Cary Institute Of Ecosystem Studies, Inc., Millbrook NY

Investigators

Abstract

The proposed workshop focuses the attention of leading environmental philosophers and ethicists on the gap between contemporary ecological science and the most up-to-date understanding of ethics. The contemporary science of ecology has made great strides in long-term understanding of wild, managed, and settled ecosystems, increasingly drawing upon recent connections with social sciences and economics. However, as the need for environmental decision making becomes more pervasive as a result of global changes in climate, urbanization, conversion of wild ecosystems, pollution, and human migrations, the frontier that ecology might share with a rigorous understanding of ethics is undeveloped. This Cary Conference is a pioneering interdisciplinary meeting to help leading philosophers and ethicists on the one hand, and leading ecological scientists on the other, to develop new understanding at the interface between their disciplines. A new interdisciplinary research agenda will be produced as a result of the deliberations at this workshop. Discussions will explore how to exploit the research agenda for ecological ethics in the context of the long-term ecological research network and other research and management platforms in the United States, as well as in the large and growing international arena of socio-ecological long-term research. Environmental decision making draws upon and is evaluated in the context of human values. Consequently, it is a process that has ethical implications. However, it is the scientific, social, political, and economic dimensions of environmental decision making that are most often employed in practice.

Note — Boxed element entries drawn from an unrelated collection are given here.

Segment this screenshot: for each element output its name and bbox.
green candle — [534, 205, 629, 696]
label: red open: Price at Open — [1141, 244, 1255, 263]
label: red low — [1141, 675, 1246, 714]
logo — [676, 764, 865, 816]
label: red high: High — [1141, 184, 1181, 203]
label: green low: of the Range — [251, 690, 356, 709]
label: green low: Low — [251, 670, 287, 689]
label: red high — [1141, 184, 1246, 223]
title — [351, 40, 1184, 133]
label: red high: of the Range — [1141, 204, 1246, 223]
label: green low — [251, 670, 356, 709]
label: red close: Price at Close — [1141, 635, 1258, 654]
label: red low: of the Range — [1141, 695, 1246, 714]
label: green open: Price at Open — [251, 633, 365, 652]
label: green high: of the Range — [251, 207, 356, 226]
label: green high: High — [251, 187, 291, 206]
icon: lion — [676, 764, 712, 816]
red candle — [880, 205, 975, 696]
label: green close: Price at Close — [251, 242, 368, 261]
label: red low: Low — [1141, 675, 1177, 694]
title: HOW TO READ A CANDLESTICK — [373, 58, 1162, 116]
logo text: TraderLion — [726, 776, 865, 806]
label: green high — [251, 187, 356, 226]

Pairing an ethical dimension with the scientific foundations of environmental decision making can clarify the nature of the process and make it more effective in situations where equity of the process and outcomes must be ensured. The proposed workshop will explore how to incorporate the emerging understanding of ecological ethics advanced by the dialog of the workshop in educational programs at secondary, undergraduate, and graduate levels. It will also examine the ways in which the frontier between ecology and ethics can improve the application of research results obtained from existing and planned long-term social-ecological research projects. A wide diversity of participants including undergraduates, graduate students and beginning faculty from the U.S. and Chile will participate.